Con estrema raffinatezza ed eleganza i due volti si accostano l’un l’altro, nell’intento del bacio, accompagnati in questo gesto dalla delicatezza e dalla dolcezza di braccia e di mani morbide e avvolgenti.
La profonda e armoniosa pacatezza che l’opera emana, coincide pienamente con il valore estetico che lo scultore intende evocare, andando oltre le specificità e i preconcetti.
Lungo il proprio percorso artistico di ricerca, nell’intento di avvicinarsi alla perfezione sublimata, l’artista veronese con “Il Bacio” va oltre le comuni generalità di età o di specificità di tipo sessuale o di altre caratteristiche ancora e si concentra unicamente sul concetto massimo di estetica, riuscendo pienamente ad interpretarlo e a riproporlo.
Trasformare la materia solida in qualcosa di estremamente etereo ed elegante è una peculiarità che contraddistingue le opere di Ermanno Leso.
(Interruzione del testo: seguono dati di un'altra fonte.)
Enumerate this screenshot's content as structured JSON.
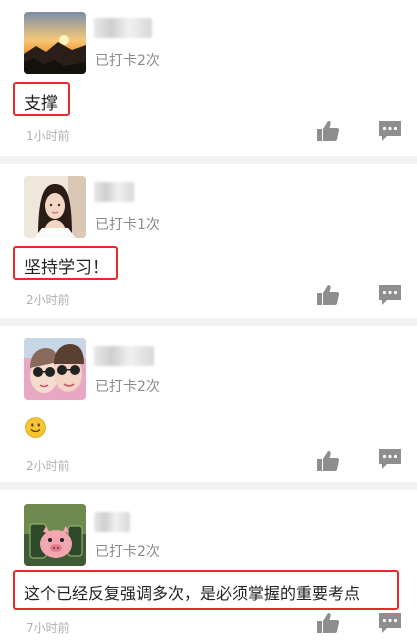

Originario di Villafranca, Leso ha iniziato ad esprimersi inizialmente attraverso la tecnica del disegno, studiando ed approfondendo l’anatomia umana.
Successivamente ha frequenato i Corsi di Scultura, tenuti dal maestro Sergio Cappellini ed è proprio qui che ha scoperto e approfondito la sua vocazione più autentica. Infatti la passione per il modellato e per l’espressione in scultura, lo condurranno ad acquisire coscienza di avere trovato la giusta via per esprimere le proprie intenzioni, aspirazioni ed emozioni artistiche.La sua ricerca e la sua più intima aspirazione di evolvere e di progredire all’interno del proprio percorso artistico, non si ferma qui ed anzi prosegue, raccogliendo forti consensi, premi e meriti.

Ermanno  Leso con  Rosetta Savelli accanto a "Il Bacio"
Ermanno Leso con Rosetta Savelli accanto a “Il Bacio”

Attualmente fa parte della Società Belle Arti di Verona e del Gruppo A.Nardi -Amici dell’Arte e contemporaneamente frequenta il Corso di Scultura del marmo presso la Scuola d’Arte P.Brenzoni a Verona.
Principalmente Ermanno Leso crea opere che ritraggono figure femminili, rappresentate nel massimo della loro bellezza, quasi che l’elevazione, sia spirituale che artistica. fosse una parole ed un concetto declinato prevalentemente al femminile.
Ogni sua opera rappresenta un inno ed un canto garbato e raffinato, tutto dedicato alla femminilità, interpretata e filtrata attraverso una sublimazione epica.
C’è una classicità che emerge costantemente dall’arte di Ermanno Leso, per venire poi rielaborata e riproposta attraverso forme nuove ed innovative, proprio come è per l’opera “Il Bacio”.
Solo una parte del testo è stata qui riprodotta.